After receiving the data Friday evening, the teams work in FSB through the weekend. They have until Sunday morning to sift through the data, figure out what it means, and find meaning in it.

“On Sunday morning, they will make a presentation. They get six minutes to tell us something important in what they found,” Fisher said.

The top teams from each of five morning presentation sessions move on to the afternoon presentation, which take place before a group of judges comprised of industry partners. “You have to convince other people that what you did is important and meaningful,” Fisher explained.

“We try to treat it like a developmental environment so that nobody feels bad if they don’t have the same skill set as one of the winning teams. We hope that everybody walks away knowing something more than they came in knowing,” Farmer-Jones said.

The top three teams win cash prizes - up to $1,000 for the winning group.

The event isn’t just for data scientists. Fisher said any student can participate - and should.

“I would recommend any student try it at least once. I say ‘once’ because it’s a hard weekend. You’re working 40 hours, basically, in two and a half days,” he remarked.
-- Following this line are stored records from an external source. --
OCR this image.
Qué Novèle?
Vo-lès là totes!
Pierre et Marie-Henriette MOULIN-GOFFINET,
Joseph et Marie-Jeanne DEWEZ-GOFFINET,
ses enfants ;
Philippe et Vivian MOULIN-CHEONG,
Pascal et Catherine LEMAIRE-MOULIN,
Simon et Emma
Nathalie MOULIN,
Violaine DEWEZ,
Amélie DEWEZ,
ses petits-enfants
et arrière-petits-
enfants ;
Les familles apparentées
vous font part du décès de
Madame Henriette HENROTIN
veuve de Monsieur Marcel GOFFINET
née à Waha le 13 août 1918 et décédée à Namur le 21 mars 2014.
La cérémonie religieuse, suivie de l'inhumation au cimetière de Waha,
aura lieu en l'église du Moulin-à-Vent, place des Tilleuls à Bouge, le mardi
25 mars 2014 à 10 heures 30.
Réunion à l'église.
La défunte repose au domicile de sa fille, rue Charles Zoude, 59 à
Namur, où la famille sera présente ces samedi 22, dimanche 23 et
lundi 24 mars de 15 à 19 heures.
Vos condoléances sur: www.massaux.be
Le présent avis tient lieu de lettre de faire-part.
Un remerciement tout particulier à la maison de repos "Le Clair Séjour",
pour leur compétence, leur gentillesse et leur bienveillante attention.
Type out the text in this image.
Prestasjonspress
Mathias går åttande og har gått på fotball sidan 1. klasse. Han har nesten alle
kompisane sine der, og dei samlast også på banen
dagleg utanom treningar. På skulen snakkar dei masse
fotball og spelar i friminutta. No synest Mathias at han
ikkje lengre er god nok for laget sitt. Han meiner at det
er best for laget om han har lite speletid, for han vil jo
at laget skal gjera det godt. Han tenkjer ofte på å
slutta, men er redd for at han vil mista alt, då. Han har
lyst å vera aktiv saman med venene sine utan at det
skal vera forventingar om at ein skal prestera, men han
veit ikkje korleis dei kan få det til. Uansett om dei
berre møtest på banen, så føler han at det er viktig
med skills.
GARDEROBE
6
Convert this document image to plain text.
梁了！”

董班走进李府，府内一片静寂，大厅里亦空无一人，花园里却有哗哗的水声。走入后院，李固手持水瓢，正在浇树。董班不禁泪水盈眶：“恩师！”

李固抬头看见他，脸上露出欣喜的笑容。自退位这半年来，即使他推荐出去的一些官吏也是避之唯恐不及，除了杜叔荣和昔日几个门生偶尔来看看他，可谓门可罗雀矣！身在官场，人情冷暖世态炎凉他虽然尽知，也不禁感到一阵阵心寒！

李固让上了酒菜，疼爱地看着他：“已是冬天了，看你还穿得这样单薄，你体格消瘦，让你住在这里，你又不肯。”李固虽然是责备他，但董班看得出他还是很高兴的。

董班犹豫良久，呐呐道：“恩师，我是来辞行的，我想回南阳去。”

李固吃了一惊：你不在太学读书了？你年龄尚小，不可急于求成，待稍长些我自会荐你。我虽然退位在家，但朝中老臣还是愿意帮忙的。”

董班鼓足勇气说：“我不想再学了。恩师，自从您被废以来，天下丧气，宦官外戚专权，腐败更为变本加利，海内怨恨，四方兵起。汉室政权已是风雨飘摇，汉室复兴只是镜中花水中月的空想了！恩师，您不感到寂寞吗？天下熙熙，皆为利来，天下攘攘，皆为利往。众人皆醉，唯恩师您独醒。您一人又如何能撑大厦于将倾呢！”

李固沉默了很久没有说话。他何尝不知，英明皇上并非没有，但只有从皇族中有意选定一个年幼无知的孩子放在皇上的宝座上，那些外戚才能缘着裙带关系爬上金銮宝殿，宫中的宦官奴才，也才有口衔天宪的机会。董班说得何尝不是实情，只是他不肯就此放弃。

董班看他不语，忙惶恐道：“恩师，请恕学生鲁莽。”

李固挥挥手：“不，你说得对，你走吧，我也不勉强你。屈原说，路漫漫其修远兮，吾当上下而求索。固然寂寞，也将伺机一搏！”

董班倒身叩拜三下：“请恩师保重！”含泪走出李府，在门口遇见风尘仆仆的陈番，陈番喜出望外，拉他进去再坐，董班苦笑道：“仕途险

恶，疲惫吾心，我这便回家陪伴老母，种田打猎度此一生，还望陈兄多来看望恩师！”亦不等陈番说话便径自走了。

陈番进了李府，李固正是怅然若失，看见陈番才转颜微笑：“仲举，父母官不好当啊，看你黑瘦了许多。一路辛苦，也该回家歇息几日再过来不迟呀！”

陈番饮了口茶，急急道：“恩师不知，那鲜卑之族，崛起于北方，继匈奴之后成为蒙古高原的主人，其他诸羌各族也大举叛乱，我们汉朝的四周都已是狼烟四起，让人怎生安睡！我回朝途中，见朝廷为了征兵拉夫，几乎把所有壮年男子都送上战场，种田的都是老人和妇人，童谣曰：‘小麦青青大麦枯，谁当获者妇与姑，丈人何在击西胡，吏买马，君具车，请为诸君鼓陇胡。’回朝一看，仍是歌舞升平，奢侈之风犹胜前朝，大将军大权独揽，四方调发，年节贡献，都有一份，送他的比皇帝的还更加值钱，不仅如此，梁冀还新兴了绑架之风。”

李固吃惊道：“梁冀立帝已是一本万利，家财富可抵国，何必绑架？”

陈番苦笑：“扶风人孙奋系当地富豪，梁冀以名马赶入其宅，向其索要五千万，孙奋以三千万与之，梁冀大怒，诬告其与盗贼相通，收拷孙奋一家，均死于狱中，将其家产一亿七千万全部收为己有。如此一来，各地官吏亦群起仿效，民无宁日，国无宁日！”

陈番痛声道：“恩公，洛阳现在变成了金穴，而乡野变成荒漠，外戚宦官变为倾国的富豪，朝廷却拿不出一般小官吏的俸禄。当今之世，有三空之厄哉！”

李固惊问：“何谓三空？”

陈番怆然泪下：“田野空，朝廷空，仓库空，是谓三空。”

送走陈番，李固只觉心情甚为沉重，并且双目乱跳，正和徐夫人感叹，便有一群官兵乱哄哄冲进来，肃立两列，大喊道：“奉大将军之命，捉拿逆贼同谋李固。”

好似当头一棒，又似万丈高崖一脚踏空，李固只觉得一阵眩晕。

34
But despite the difficulties, a sizable number of this year’s registrants have participated in one of both of the previous DataFests.

“It says that we do a good job and they find value in it,” Farmer-Jones said. “Every data set is different, you learn different things every year, and it’s an opportunity for them to grow and to mature.”

“It’s something we’re really proud of,” she said.

The event is sponsored by Procter & Gamble and Vantiv (now Worldpay), along with CADS partners.